One of the clearest messages from the American Founding was that the Constitution left regulation of private land within state boundaries to the exclusive prerogative of the states. This was an area completely outside the sphere of the federal government.
When, during the debates over the Constitution, advocates were pressed for examples of powers outside federal competence they again and again adverted to real estate.
Today, however, land is subject to heavy federal regulation. The regulation comes in the form of environment restrictions, the outright federal ownership of 28% of the territory of the United States, and—the subject of this post—federal manipulation of the home sale and mortgage market
Federal manipulation of the home sale and mortgage market is promoted as policy to make home ownership and mortgage investment easier. In fact, it has imposed incalculable costs on the economy generally and on millions of unfortunate individuals.
Illustrative of this is a recent DenverPost story. We’ll return to that in a minute. First some general comments from this former real estate lawyer.
Since the federal government has become involved in the housing and mortgage markets, some disaster has afflicted those markets every few years. Federal subsidies and guarantees encourage over-buying and bubbles. Then the bubble bursts, causing a depression in the housing business, and sometimes a wider recession as well. Think of the 2009 financial crash. Think of the recurrent problems with Fanny Mae and Freddie Mac. Think of the savings and loan crisis of the 1980s.
The problem is that real estate sales and financing are not areas where federal meddling makes sense, even if it were constitutional. Most real estate lending, and the property it secures, is inherently local in nature. Knowledge about particular properties is mostly local. Trends that affect a property’s value are largely local. Knowledge about prospective buyers and borrowers cannot be fully captured in a credit report; complete knowledge is the province of friends, neighbors, and business associates. Zoning regulations and development and other urban trends are unique to each area.
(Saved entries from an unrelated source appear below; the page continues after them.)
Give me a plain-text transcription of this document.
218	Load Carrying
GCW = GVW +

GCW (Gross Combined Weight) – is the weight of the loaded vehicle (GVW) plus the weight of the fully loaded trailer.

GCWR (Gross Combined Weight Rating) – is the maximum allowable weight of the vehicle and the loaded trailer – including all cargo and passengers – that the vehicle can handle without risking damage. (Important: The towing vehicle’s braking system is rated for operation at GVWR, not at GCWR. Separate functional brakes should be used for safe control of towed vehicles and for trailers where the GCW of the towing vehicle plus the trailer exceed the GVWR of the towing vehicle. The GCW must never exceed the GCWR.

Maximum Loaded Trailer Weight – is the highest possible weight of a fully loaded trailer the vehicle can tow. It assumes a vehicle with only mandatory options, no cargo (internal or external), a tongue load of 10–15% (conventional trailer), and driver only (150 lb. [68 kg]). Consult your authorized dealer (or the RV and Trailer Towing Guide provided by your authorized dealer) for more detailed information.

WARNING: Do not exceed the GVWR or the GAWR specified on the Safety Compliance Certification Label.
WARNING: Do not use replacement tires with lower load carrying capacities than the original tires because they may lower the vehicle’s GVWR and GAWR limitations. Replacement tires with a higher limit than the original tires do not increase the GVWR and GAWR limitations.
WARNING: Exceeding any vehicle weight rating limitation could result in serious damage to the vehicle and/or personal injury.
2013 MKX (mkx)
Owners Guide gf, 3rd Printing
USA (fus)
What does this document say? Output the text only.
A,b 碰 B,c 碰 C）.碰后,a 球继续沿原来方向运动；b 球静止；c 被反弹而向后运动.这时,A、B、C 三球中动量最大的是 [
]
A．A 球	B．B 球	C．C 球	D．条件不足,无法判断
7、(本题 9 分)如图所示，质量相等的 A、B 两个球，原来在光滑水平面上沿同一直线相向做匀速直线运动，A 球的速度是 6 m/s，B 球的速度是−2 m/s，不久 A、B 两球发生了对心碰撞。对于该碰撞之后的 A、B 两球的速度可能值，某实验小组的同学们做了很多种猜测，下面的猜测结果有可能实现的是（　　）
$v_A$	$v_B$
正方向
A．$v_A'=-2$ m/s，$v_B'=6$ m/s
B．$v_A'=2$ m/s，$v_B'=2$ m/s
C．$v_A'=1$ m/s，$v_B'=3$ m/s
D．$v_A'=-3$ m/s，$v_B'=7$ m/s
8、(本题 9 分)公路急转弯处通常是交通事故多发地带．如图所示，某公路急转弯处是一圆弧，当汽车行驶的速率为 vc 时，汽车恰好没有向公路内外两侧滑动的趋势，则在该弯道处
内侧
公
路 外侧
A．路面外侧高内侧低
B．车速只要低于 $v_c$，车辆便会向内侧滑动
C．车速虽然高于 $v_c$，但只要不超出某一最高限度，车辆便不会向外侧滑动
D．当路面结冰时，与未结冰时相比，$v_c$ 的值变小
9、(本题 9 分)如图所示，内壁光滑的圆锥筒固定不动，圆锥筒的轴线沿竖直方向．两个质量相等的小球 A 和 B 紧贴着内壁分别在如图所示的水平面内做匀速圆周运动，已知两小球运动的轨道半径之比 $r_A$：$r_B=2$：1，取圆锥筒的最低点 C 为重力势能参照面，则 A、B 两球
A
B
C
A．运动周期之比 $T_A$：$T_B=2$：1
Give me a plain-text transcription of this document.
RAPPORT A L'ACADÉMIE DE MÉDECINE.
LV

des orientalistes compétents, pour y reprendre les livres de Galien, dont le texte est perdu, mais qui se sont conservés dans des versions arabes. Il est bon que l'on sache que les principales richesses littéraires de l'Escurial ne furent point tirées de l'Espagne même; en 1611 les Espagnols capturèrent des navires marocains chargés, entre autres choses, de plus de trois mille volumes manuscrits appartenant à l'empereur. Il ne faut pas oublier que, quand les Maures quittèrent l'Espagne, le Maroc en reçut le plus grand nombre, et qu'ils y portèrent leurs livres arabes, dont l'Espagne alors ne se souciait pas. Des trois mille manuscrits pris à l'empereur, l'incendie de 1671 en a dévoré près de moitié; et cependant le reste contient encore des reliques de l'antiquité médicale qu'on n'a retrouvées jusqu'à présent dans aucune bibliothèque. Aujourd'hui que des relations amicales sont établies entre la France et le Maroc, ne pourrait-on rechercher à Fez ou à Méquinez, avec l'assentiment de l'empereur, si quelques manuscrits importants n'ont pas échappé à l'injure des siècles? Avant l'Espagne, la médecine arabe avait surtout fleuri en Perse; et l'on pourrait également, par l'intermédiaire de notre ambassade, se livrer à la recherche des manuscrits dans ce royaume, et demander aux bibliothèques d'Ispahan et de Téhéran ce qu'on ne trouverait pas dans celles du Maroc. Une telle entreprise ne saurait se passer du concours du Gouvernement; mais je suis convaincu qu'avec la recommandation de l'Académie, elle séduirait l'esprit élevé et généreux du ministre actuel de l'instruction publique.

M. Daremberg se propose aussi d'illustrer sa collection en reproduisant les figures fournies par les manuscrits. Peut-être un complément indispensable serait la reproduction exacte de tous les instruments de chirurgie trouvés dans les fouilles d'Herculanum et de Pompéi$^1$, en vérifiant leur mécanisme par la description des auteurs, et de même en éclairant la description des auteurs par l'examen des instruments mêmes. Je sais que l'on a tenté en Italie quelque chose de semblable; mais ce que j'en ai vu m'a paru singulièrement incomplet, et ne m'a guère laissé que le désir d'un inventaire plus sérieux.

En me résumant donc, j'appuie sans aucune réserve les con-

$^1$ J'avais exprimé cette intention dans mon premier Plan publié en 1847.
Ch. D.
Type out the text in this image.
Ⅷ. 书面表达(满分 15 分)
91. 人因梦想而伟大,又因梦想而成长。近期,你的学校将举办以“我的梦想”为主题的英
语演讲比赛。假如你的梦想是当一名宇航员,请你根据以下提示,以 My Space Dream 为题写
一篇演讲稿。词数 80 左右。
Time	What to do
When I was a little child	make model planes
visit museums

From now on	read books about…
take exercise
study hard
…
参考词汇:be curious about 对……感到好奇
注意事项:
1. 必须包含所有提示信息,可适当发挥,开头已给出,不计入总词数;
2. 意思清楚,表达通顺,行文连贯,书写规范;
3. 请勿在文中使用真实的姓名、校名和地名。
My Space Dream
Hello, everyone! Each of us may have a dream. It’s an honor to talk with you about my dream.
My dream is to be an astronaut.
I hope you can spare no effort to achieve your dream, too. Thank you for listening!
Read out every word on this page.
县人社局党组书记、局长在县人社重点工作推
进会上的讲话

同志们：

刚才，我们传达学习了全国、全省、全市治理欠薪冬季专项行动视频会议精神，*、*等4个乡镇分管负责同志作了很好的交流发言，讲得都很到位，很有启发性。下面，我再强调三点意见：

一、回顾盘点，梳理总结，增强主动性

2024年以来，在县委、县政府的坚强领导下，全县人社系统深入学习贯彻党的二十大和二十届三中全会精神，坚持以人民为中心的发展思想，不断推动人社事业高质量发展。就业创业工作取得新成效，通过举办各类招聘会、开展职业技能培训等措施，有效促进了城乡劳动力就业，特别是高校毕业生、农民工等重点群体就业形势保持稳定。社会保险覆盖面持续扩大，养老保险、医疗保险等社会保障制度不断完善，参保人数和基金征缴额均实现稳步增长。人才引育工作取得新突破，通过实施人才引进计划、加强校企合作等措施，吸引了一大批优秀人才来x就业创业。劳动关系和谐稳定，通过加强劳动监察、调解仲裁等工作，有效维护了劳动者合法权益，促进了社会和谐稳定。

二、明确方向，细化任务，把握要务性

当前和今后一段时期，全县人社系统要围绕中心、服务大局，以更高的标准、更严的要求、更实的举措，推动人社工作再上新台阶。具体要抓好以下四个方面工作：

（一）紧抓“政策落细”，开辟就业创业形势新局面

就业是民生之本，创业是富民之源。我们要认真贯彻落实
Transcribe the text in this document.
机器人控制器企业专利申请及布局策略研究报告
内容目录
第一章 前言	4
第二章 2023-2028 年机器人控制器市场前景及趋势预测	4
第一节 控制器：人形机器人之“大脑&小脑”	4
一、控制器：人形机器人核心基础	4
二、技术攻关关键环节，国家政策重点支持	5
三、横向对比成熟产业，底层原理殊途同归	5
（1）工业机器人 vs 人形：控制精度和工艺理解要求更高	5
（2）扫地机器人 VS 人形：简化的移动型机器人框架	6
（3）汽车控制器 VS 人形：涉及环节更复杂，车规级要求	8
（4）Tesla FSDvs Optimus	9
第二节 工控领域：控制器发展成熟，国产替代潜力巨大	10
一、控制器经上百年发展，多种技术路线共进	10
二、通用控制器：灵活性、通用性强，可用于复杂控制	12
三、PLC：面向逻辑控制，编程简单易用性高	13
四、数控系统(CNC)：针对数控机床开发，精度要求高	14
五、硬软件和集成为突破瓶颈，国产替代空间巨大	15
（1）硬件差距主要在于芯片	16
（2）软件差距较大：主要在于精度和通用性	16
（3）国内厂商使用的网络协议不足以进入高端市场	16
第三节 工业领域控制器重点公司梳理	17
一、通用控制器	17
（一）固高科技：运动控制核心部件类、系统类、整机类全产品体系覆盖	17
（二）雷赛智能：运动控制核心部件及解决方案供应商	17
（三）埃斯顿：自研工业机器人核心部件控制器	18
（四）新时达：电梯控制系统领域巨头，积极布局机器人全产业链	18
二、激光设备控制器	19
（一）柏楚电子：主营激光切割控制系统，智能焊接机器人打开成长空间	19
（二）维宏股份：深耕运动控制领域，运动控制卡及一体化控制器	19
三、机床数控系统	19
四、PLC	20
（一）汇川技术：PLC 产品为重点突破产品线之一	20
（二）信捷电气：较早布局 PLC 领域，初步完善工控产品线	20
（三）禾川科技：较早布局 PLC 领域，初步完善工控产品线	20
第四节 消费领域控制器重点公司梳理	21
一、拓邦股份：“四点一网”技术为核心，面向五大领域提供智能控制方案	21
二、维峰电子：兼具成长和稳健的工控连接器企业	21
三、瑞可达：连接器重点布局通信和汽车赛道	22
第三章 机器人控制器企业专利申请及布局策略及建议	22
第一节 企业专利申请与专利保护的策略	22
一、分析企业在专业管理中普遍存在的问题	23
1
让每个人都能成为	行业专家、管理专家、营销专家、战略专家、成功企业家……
Title questions often depend not only on a chain of documents at a local courthouse but on the physical condition and actual occupation of the property—something that requires visual inspection and often local inquiry.
For these reasons, federal policy is a very clumsy regulatory tool where real estate is concerned. Consider, for example, the feds’ efforts, largely though Fannie Mae and Freddie Mac, to create a national loan market. Those entities bundle loans for supposedly fear-free national investing. But bundling bad stuff just creates a bad bundle, as thousands of investors have learned to their sorrow.
So regulation of real estate and real estate lending is not just properly local as a matter of constitutional law, but it is properly local as a matter of good policy.
The Denver Post reports that the Federal Housing Administration (FHA) is now causing pain in the condo market by altering its certification policies for condominium developments. FHA whims can either inflate or devastate property values and salability, and devastation is the FHA’s whim du jour.
The people involved are desperately unhappy about it. Perhaps they don’t know it (the Denver Post article says nothing on the subject), but they are among the vast majority who would benefit by returning the federal government to constitutional limits.